Hundreds of civilians and dozens of security forces are understood to have been killed in the majority French-speaking country’s anglophone northwest and southwest this year.
In October 2017, radical anglophone leaders declared a “Republic of Ambazonia” in the two English-speaking regions which were incorporated into francophone Cameroon in 1961.
In Buea, a town in the southwest that has been at the heart of the nascent anglophone insurgency, officials also announced a raft “of special security measures”.
According to a directive issued by a district official which was seen by AFP, all shops and bars will be closed throughout Sunday and Monday.
The order also affects all cultural, social and sporting activities as well as public and private forms of transport, it said.
The two-day curfew also affects the southwestern coastal towns of Limbe and Tiko, said a separate order seen by AFP.
Surge of bloody attacks
Last year’s independence declaration marked the start of a crisis that has cast a shadow over the October 7 elections, in which 85-year-old President Paul Biya, who has ruled the country for 35 years, is seeking a seventh term in office.
Biya responded to the nascent insurgency with a crackdown which has seen separatists responding with a surge of bloody attacks in which they have killed troops and police and torched schools and other symbols of the Cameroonian state.

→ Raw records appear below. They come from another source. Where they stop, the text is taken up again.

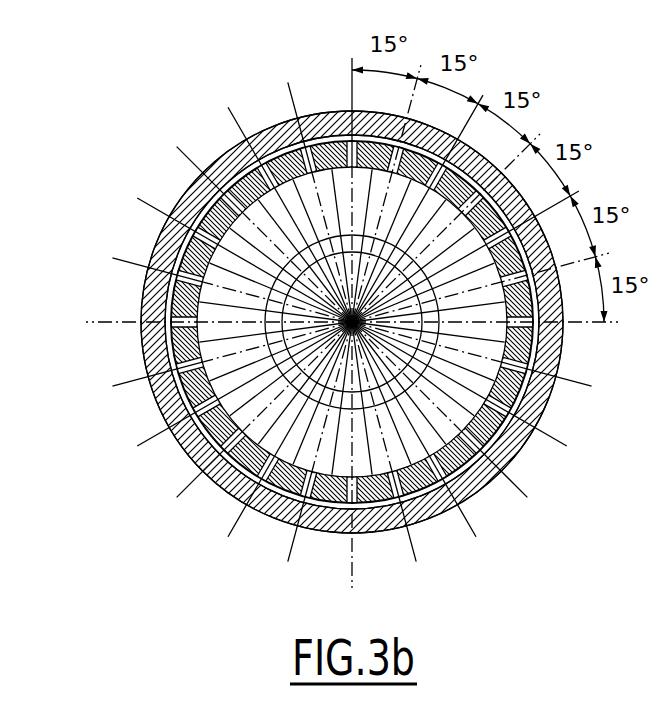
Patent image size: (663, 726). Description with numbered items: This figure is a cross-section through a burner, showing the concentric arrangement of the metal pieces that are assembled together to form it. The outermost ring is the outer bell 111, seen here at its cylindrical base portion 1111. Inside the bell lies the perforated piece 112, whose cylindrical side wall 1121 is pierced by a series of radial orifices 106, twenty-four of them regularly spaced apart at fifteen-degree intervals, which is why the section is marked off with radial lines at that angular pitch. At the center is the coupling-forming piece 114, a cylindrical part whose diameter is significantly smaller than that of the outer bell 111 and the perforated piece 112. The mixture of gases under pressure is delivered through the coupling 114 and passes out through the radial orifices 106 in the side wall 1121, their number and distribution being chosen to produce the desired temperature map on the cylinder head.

The outer bell 111 is at (133, 173).
The cylindrical base portion 1111 is at (352, 298).
The cylindrical side wall 1121 is at (304, 322).
The radial orifices 106 is at (297, 322).
The perforated piece 112 is at (352, 374).
The coupling-forming piece 114 is at (352, 291).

Divisions between the anglophone regions and Cameroon’s authorities dates back a century to when Britain and France occupied Cameroon, taking over Germany’s principal colony in West Africa.
The two countries divided it into separate spheres of influence that were later formalised by the League of Nations, the forerunner to the UN.
The much larger French colony gained independence in 1960.
A year later, the British colony also gained independence. Some of the English-speaking areas chose to join newly-formed Nigeria, others to become part of the federation of Cameroon.